This 1862 petition by Ulm citizens attests to growing concerns about pollution caused by local industry, especially enterprises that ran on highly polluting hard coal. The 1863 report from the Bavarian Central Office of Trade and Industry shows that although governments acknowledged such problems, they often did nothing, asking citizens to cope with industrial pollution.

Petition by the Citizens of Ulm (October 1862) and Report from Bavaria’s Central Office for Industry and Commerce (January 1863)

  • citizens of Ulm


I. Petition by the Citizens of Ulm, October 1862

In recent times, the firing of hard coal, especially Mießbach coal, has become very prevalent in larger industries, such as breweries, malt kilns, tobacco factories, so much so that individual dwellings are literally surrounded on all sides by such facilities, as, for example, in the vicinity of the undersigned Teichmann and Baur there are no less than six of these fires, namely Winkler’s malt kiln toward the east, the beer breweries Hohe Schule and Breite, the tobacco factory of the Bürglen brothers, and the breweries Pflug and Löwen toward the south and west. During strong winds or when fog compresses the smoke, phenomena that are known to be only too common in this city, the houses in proximity to such fire-installations end up swimming in a sea of smoke. Not only does this cut off the inflow of fresh air entirely, but because Mießbach coal contains a lot of sulfur, a pestilential stench spreads, penetrating all openings; this makes remaining inside the houses unbearable and even harmful to health. Moreover, the smoke and fumes that rise from the chimneys carry very fine particles of ash and soot, which settle on the wallpaper in rooms and soil curtains and furniture. But if the wind is unfavorable, it is utterly impossible to remain in courtyards and gardens. Now, we are well aware that neighbors must tolerate a good deal from one another. On the other hand, though, it must just as surely be affirmed that everything, including the right to the indulgence of others, must have its limits. If one person has the right to dispose freely over his property, the other person has the right to demand that he will not be impeded in the use of his own property. If one person can lay claim to his activities for his purposes, the other person rightfully demands the possibility of being able to live alongside him a life that is in keeping with the needs of his well-being.
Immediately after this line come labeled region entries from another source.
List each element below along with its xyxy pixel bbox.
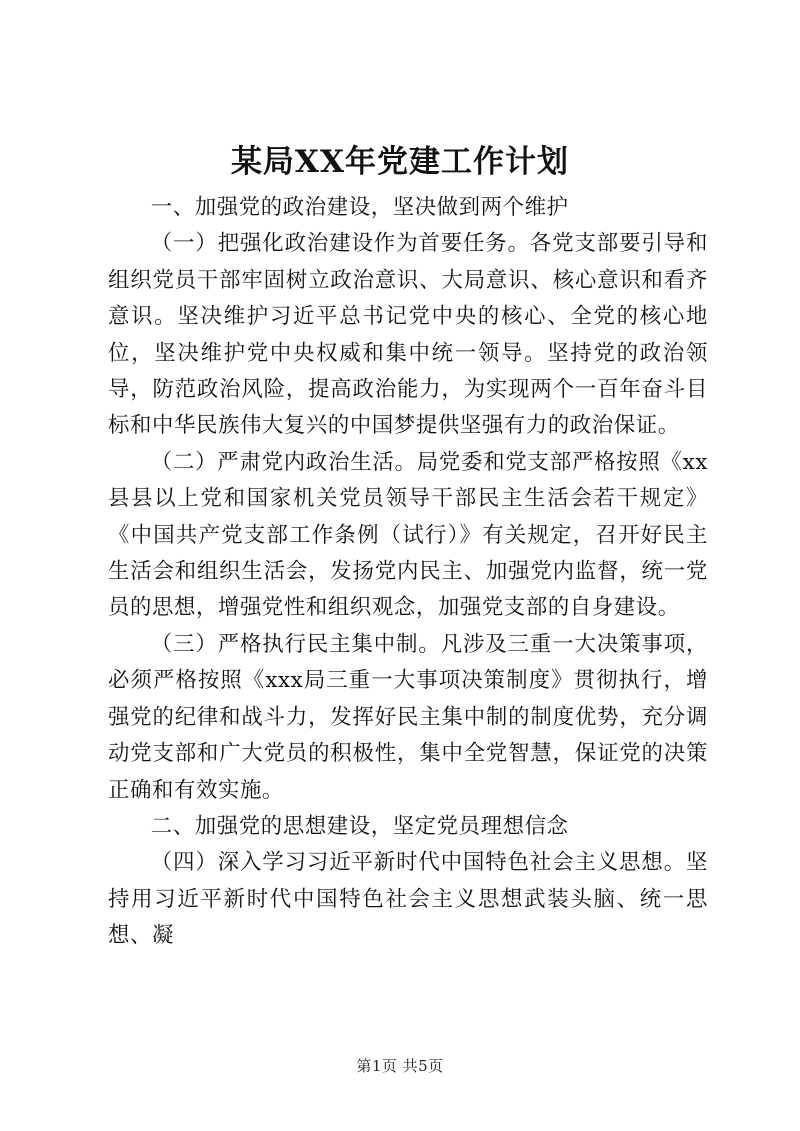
paragraph-3: （三）严格执行民主集中制。凡涉及三重一大决策事项，必须严格按照《xxx局三重一大事项决策制度》贯彻执行，增强党的纪律和战斗力，发挥好民主集中制的制度优势，充分调动党支部和广大党员的积极性，集中全党智慧，保证党的决策正确和有效实施。	[108, 631, 708, 803]
paragraph-2: （二）严肃党内政治生活。局党委和党支部严格按照《xx县县以上党和国家机关党员领导干部民主生活会若干规定》《中国共产党支部工作条例（试行）》有关规定，召开好民主生活会和组织生活会，发扬党内民主、加强党内监督，统一党员的思想，增强党性和组织观念，加强党支部的自身建设。	[108, 449, 708, 621]
page-footer: 第1页 共5页	[356, 1057, 444, 1075]
section-heading-1: 一、加强党的政治建设，坚决做到两个维护	[150, 195, 569, 220]
document-title: 某局XX年党建工作计划	[230, 144, 570, 180]
document-body	[108, 190, 708, 955]
paragraph-1: （一）把强化政治建设作为首要任务。各党支部要引导和组织党员干部牢固树立政治意识、大局意识、核心意识和看齐意识。坚决维护习近平总书记党中央的核心、全党的核心地位，坚决维护党中央权威和集中统一领导。坚持党的政治领导，防范政治风险，提高政治能力，为实现两个一百年奋斗目标和中华民族伟大复兴的中国梦提供坚强有力的政治保证。	[108, 231, 708, 439]
section-heading-2: 二、加强党的思想建设，坚定党员理想信念	[150, 813, 569, 839]
paragraph-4: （四）深入学习习近平新时代中国特色社会主义思想。坚持用习近平新时代中国特色社会主义思想武装头脑、统一思想、凝	[108, 850, 708, 949]
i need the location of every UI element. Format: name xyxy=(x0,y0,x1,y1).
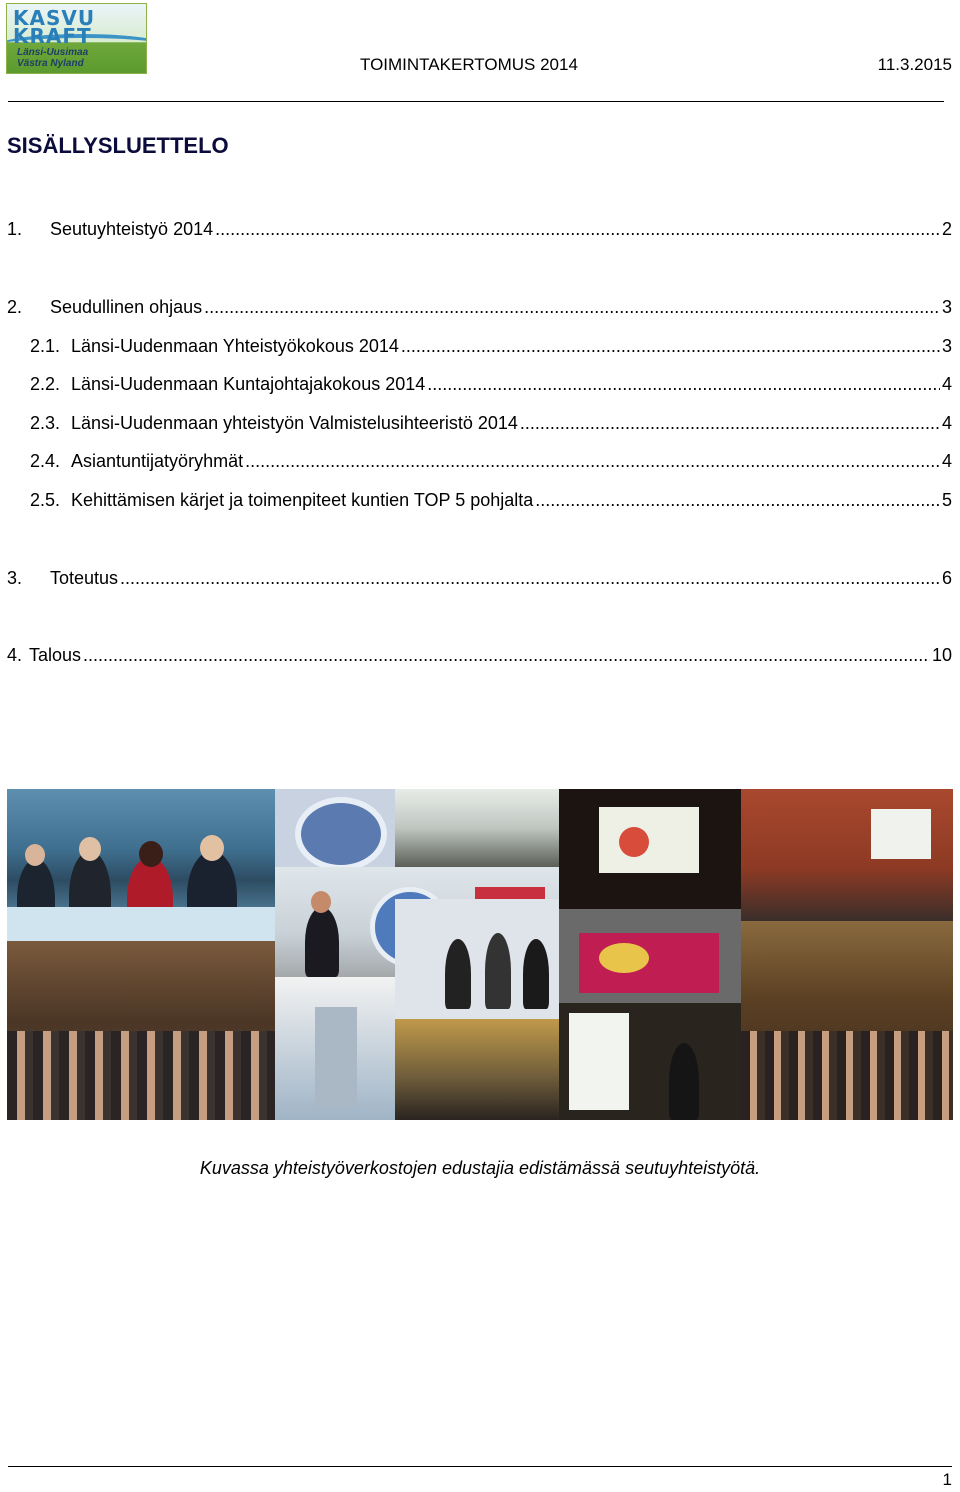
toc-entry-number: 2.2. xyxy=(30,374,61,394)
toc-entry-title: Toteutus xyxy=(50,568,119,588)
toc-entry-title: Länsi-Uudenmaan Kuntajohtajakokous 2014 xyxy=(71,374,426,394)
collage-photo-activity xyxy=(395,899,559,1019)
logo-subtitle-1: Länsi-Uusimaa xyxy=(17,47,89,58)
logo-text-line1: KASVU xyxy=(13,6,96,30)
toc-entry-page: 6 xyxy=(941,568,952,588)
collage-photo-table xyxy=(559,909,741,1003)
toc-entry-page: 4 xyxy=(941,451,952,471)
toc-entry-title: Länsi-Uudenmaan Yhteistyökokous 2014 xyxy=(71,336,399,356)
logo-subtitle-2: Västra Nyland xyxy=(17,58,84,69)
page-number: 1 xyxy=(942,1470,952,1489)
collage-photo-building xyxy=(275,977,395,1120)
collage-photo-brick-room xyxy=(741,789,953,921)
toc-entry-title: Länsi-Uudenmaan yhteistyön Valmistelusihteeristö 2014 xyxy=(71,413,518,433)
footer-divider xyxy=(8,1466,952,1467)
collage-photo-poster xyxy=(275,789,395,867)
toc-entry-2-3[interactable] xyxy=(0,408,952,434)
toc-entry-title: Seudullinen ohjaus xyxy=(50,297,203,317)
logo-text-line2: KRAFT xyxy=(13,24,92,48)
collage-photo-speaker xyxy=(559,1003,741,1120)
header-title: TOIMINTAKERTOMUS 2014 xyxy=(360,55,578,74)
toc-entry-title: Kehittämisen kärjet ja toimenpiteet kuntien TOP 5 pohjalta xyxy=(71,490,534,510)
collage-photo-auditorium-1 xyxy=(7,941,275,1120)
toc-entry-2[interactable] xyxy=(0,292,952,318)
toc-entry-title: Talous xyxy=(29,645,82,665)
toc-entry-page: 3 xyxy=(941,297,952,317)
toc-entry-number: 2.1. xyxy=(30,336,61,356)
toc-entry-page: 5 xyxy=(941,490,952,510)
toc-entry-number: 4. xyxy=(7,645,23,665)
collage-photo-auditorium-2 xyxy=(741,921,953,1120)
toc-entry-number: 2.3. xyxy=(30,413,61,433)
toc-entry-2-2[interactable] xyxy=(0,369,952,395)
toc-entry-2-1[interactable] xyxy=(0,331,952,357)
kasvu-kraft-logo xyxy=(6,3,147,74)
photo-collage xyxy=(7,789,953,1120)
toc-entry-2-5[interactable] xyxy=(0,485,952,511)
toc-dot-leader xyxy=(535,490,940,511)
header-divider xyxy=(8,101,944,102)
toc-entry-4[interactable] xyxy=(0,640,952,666)
toc-entry-2-4[interactable] xyxy=(0,446,952,472)
toc-entry-page: 4 xyxy=(941,413,952,433)
header-date: 11.3.2015 xyxy=(877,55,952,74)
toc-entry-number: 3. xyxy=(7,568,23,588)
toc-entry-number: 1. xyxy=(7,219,23,239)
collage-caption: Kuvassa yhteistyöverkostojen edustajia edistämässä seutuyhteistyötä. xyxy=(199,1158,761,1178)
toc-entry-page: 10 xyxy=(931,645,952,665)
toc-entry-number: 2.5. xyxy=(30,490,61,510)
toc-dot-leader xyxy=(427,374,940,395)
toc-entry-3[interactable] xyxy=(0,563,952,589)
toc-entry-1[interactable] xyxy=(0,214,952,240)
toc-entry-title: Asiantuntijatyöryhmät xyxy=(71,451,244,471)
collage-photo-audience xyxy=(395,1019,559,1120)
toc-entry-page: 2 xyxy=(941,219,952,239)
toc-entry-number: 2. xyxy=(7,297,23,317)
toc-entry-page: 4 xyxy=(941,374,952,394)
collage-photo-panel xyxy=(7,789,275,941)
toc-dot-leader xyxy=(401,336,940,357)
toc-dot-leader xyxy=(120,568,940,589)
toc-entry-title: Seutuyhteistyö 2014 xyxy=(50,219,214,239)
toc-dot-leader xyxy=(204,297,940,318)
collage-photo-projector xyxy=(559,789,741,909)
toc-dot-leader xyxy=(520,413,940,434)
toc-entry-number: 2.4. xyxy=(30,451,61,471)
toc-dot-leader xyxy=(245,451,940,472)
toc-heading: SISÄLLYSLUETTELO xyxy=(7,133,229,158)
toc-dot-leader xyxy=(215,219,940,240)
toc-entry-page: 3 xyxy=(941,336,952,356)
collage-photo-hall xyxy=(395,789,559,867)
toc-dot-leader xyxy=(83,645,930,666)
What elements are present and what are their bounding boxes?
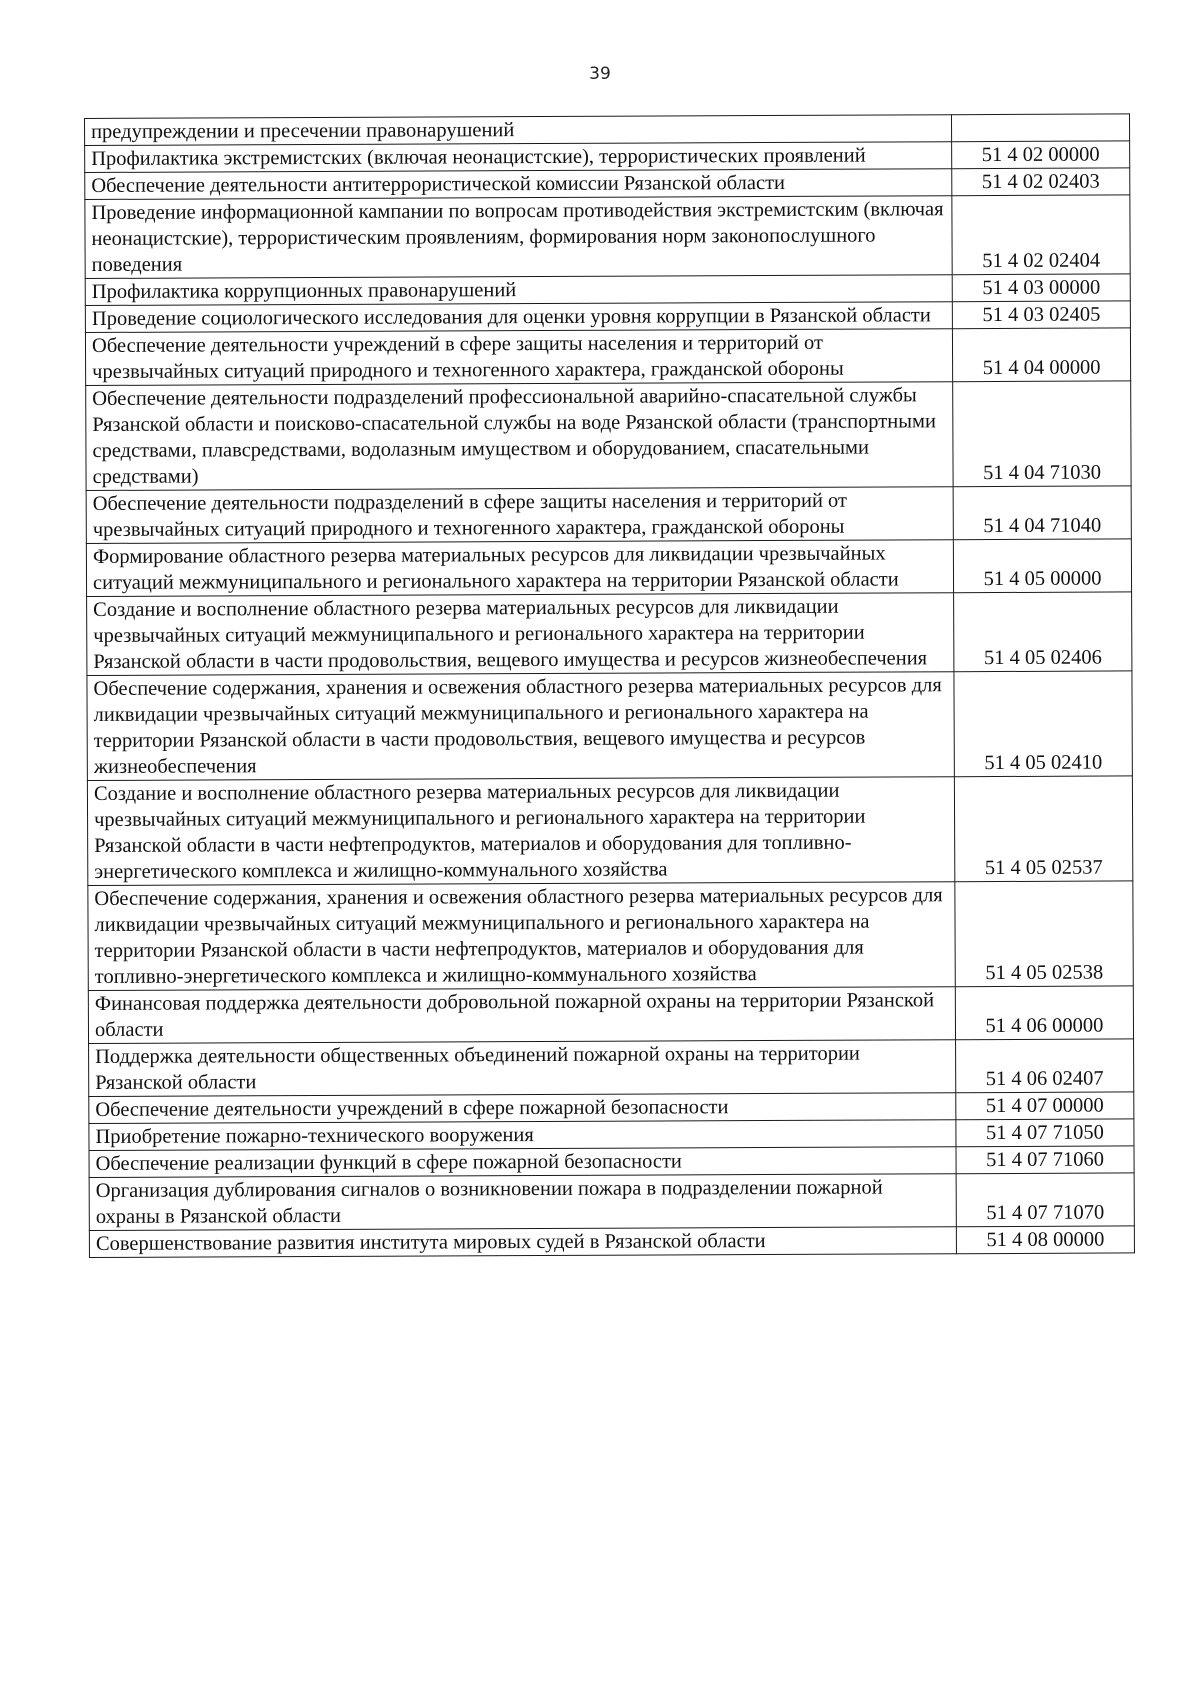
row-code: 51 4 05 02537 xyxy=(954,776,1132,882)
row-name: Обеспечение деятельности подразделений профессиональной аварийно-спасательной службы Рязанской области и поисково-спасательной службы на воде Рязанской области (транспортными средствами, плавсредствами, водолазным имуществом и оборудованием, спасательными средствами) xyxy=(86,382,953,491)
table-row xyxy=(89,1226,1134,1258)
row-code: 51 4 02 02404 xyxy=(952,195,1130,275)
row-code: 51 4 03 00000 xyxy=(952,274,1130,302)
row-name: Организация дублирования сигналов о возникновении пожара в подразделении пожарной охраны в Рязанской области xyxy=(89,1174,956,1231)
row-code: 51 4 04 00000 xyxy=(952,328,1130,382)
row-name: Создание и восполнение областного резерва материальных ресурсов для ликвидации чрезвычайных ситуаций межмуниципального и регионального характера на территории Рязанской области в части продовольствия, вещевого имущества и ресурсов жизнеобеспечения xyxy=(87,593,954,676)
document-sheet xyxy=(84,113,1135,1258)
row-name: Профилактика экстремистских (включая неонацистские), террористических проявлений xyxy=(85,142,952,173)
table-row xyxy=(85,328,1130,386)
row-code: 51 4 05 02410 xyxy=(954,671,1132,777)
row-name: Обеспечение деятельности учреждений в сфере пожарной безопасности xyxy=(89,1093,956,1124)
table-row xyxy=(88,986,1133,1044)
row-name: Обеспечение содержания, хранения и освежения областного резерва материальных ресурсов для ликвидации чрезвычайных ситуаций межмуниципального и регионального характера на территории Рязанской области в части продовольствия, вещевого имущества и ресурсов жизнеобеспечения xyxy=(87,672,954,781)
row-code: 51 4 05 02406 xyxy=(954,592,1132,672)
row-name: Приобретение пожарно-технического вооружения xyxy=(89,1120,956,1151)
row-name: Проведение информационной кампании по вопросам противодействия экстремистским (включая неонацистские), террористическим проявлениям, формирования норм законопослушного поведения xyxy=(85,196,952,279)
row-name: Формирование областного резерва материальных ресурсов для ликвидации чрезвычайных ситуаций межмуниципального и регионального характера на территории Рязанской области xyxy=(86,540,953,597)
table-row xyxy=(89,1173,1134,1231)
row-code: 51 4 02 02403 xyxy=(952,168,1130,196)
row-name: Совершенствование развития института мировых судей в Рязанской области xyxy=(89,1227,956,1258)
row-code: 51 4 05 00000 xyxy=(953,539,1131,593)
table-row xyxy=(87,776,1132,886)
row-code: 51 4 08 00000 xyxy=(956,1226,1134,1254)
table-row xyxy=(87,592,1132,676)
row-code: 51 4 07 00000 xyxy=(956,1092,1134,1120)
row-code: 51 4 06 02407 xyxy=(956,1039,1134,1093)
row-code: 51 4 06 00000 xyxy=(955,986,1133,1040)
page-number: 39 xyxy=(589,64,611,84)
row-code: 51 4 03 02405 xyxy=(952,301,1130,329)
row-name: предупреждении и пресечении правонарушений xyxy=(85,115,952,146)
row-name: Обеспечение деятельности антитеррористической комиссии Рязанской области xyxy=(85,169,952,200)
table-row xyxy=(86,486,1131,544)
row-name: Профилактика коррупционных правонарушений xyxy=(85,275,952,306)
table-row xyxy=(88,881,1133,991)
row-code: 51 4 05 02538 xyxy=(955,881,1133,987)
row-name: Проведение социологического исследования для оценки уровня коррупции в Рязанской области xyxy=(85,302,952,333)
row-name: Обеспечение реализации функций в сфере пожарной безопасности xyxy=(89,1147,956,1178)
row-code: 51 4 07 71060 xyxy=(956,1146,1134,1174)
row-name: Финансовая поддержка деятельности добровольной пожарной охраны на территории Рязанской области xyxy=(88,987,955,1044)
table-row xyxy=(86,381,1131,491)
row-name: Обеспечение деятельности учреждений в сфере защиты населения и территорий от чрезвычайных ситуаций природного и техногенного характера, гражданской обороны xyxy=(85,329,952,386)
row-code: 51 4 02 00000 xyxy=(952,141,1130,169)
target-items-table xyxy=(84,113,1135,1258)
row-name: Обеспечение деятельности подразделений в сфере защиты населения и территорий от чрезвычайных ситуаций природного и техногенного характера, гражданской обороны xyxy=(86,487,953,544)
row-code: 51 4 07 71070 xyxy=(956,1173,1134,1227)
table-row xyxy=(86,539,1131,597)
table-row xyxy=(85,195,1130,279)
row-code: 51 4 04 71030 xyxy=(953,381,1131,487)
row-code: 51 4 07 71050 xyxy=(956,1119,1134,1147)
row-name: Обеспечение содержания, хранения и освежения областного резерва материальных ресурсов для ликвидации чрезвычайных ситуаций межмуниципального и регионального характера на территории Рязанской области в части нефтепродуктов, материалов и оборудования для топливно-энергетического комплекса и жилищно-коммунального хозяйства xyxy=(88,882,955,991)
row-code: 51 4 04 71040 xyxy=(953,486,1131,540)
table-body xyxy=(85,114,1135,1258)
row-name: Поддержка деятельности общественных объединений пожарной охраны на территории Рязанской области xyxy=(89,1040,956,1097)
table-row xyxy=(87,671,1132,781)
row-name: Создание и восполнение областного резерва материальных ресурсов для ликвидации чрезвычайных ситуаций межмуниципального и регионального характера на территории Рязанской области в части нефтепродуктов, материалов и оборудования для топливно-энергетического комплекса и жилищно-коммунального хозяйства xyxy=(87,777,954,886)
row-code xyxy=(952,114,1130,142)
table-row xyxy=(89,1039,1134,1097)
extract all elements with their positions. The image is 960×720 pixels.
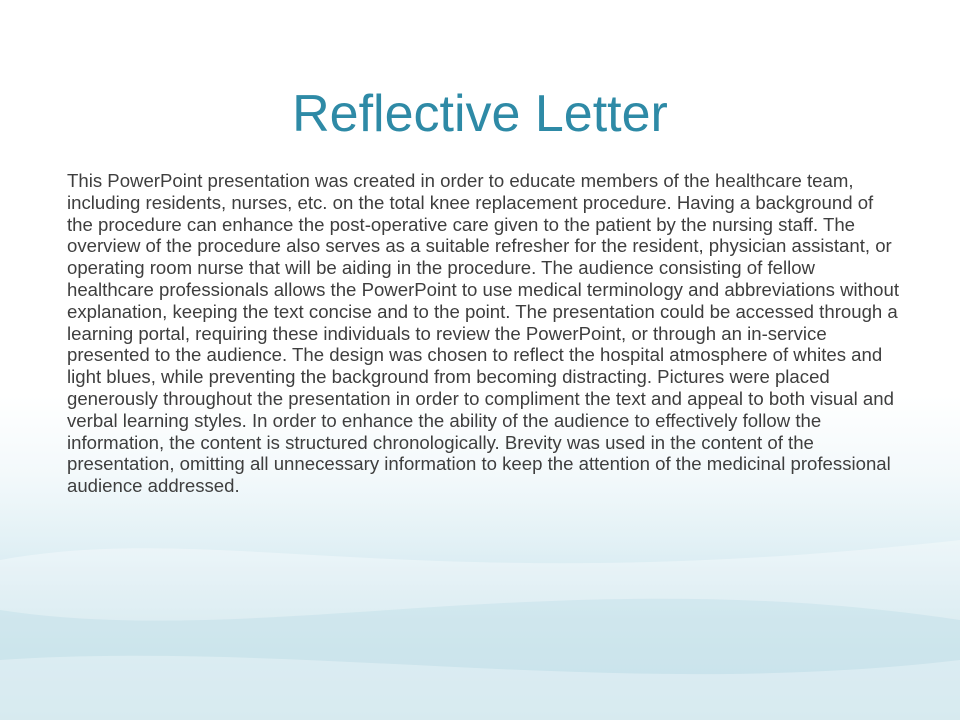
- slide-title: Reflective Letter: [292, 85, 668, 143]
- slide-body-text: This PowerPoint presentation was created in order to educate members of the healthcare team, including residents, nurses, etc. on the total knee replacement procedure. Having a background of the procedure can enhance the post-operative care given to the patient by the nursing staff. The overview of the procedure also serves as a suitable refresher for the resident, physician assistant, or operating room nurse that will be aiding in the procedure. The audience consisting of fellow healthcare professionals allows the PowerPoint to use medical terminology and abbreviations without explanation, keeping the text concise and to the point. The presentation could be accessed through a learning portal, requiring these individuals to review the PowerPoint, or through an in-service presented to the audience. The design was chosen to reflect the hospital atmosphere of whites and light blues, while preventing the background from becoming distracting. Pictures were placed generously throughout the presentation in order to compliment the text and appeal to both visual and verbal learning styles. In order to enhance the ability of the audience to effectively follow the information, the content is structured chronologically. Brevity was used in the content of the presentation, omitting all unnecessary information to keep the attention of the medicinal professional audience addressed.: [67, 170, 900, 497]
Our positive law also affords help against such nuisance from the neighbor’s use of his property as is caused by the emission of substantial matter, smoke, and dust, to the extent that it occurs as the result of an unusual manner of use, namely by means of special installations for this purpose. Moreover, they extend protection where property is used in such a way that the physical integrity of neighbors is endangered, especially where the air is polluted in a way that runs counter to the considerations of the policies of the general welfare.

All these conditions apply in this case; and we have all the more reason to complain, in concert with all the others who are in the same situation, as technology today has found perfectly reliable ways to prevent the nuisance to neighbors from the operation of burning installations, namely by consuming the smoke before it is emitted. It is well known that this method has long since been used in England and has proved itself there in every way, even if it may not be known yet—or known sufficiently—to our builders. We believe, however, that it should be easy for the Royal Central Office for Trade and Commerce to offer advice on this.

We therefore submit the humble petition that the Royal Ministry of the Interior will graciously issue a general decree that will protect neighbors against unusual nuisances like those in question.

II. Report from the Bavarian Central Office for Industry and Commerce, January 1863

Compared to other fuels, hard coal is so cheap in most parts of the land that it is becoming more and more widely used for ordinary room and kitchen heating as well as for industrial operations. Even the smaller hard coal heaters in private homes already cause much nuisance by spreading soot, as is evident when drying clothes or collecting rainwater from roofs. Of course, such problems are even more pronounced in larger coal-burning installations, such as breweries. However, given the advantages of hard coal burning, especially in terms of cost compared to other fuels, the increasingly widespread use of these coals for private consumption as well as for industrial operations cannot be prevented.

Where such use is new, complaints will inevitably be voiced at first, insofar as the firing installations that are used for the new fuel are not well suited to hard coal, and the stokers are not yet familiar with the handing of this new fuel.

This is also the case in Ulm, where, incidentally, the problems associated with coal heating are not worse than in other places; however, the people there are not yet used to this kind of heating and its unavoidable consequences.

Nevertheless, the defendants should be instructed to ensure smoke-free combustion of the hard coals, if necessary by raising the height of the chimney, and especially through careful stoking and the appropriate grates, which is in the interest of the owners of the furnace, who thereby save on fuel.

Source: Petition Ulmer Bürger (Oktober 1862); Bericht der Bayerischen Central-Stelle für Gewerbe und Handel (Januar 1863); reprinted in Franz-Josef Brüggemeier and Michael Toyka-Seid, eds., Industrie-Natur. Lesebuch zur Geschichte der Umwelt im 19. Jahrhundert. Frankfurt and New York: Campus Verlag, 1995, pp. 67–69.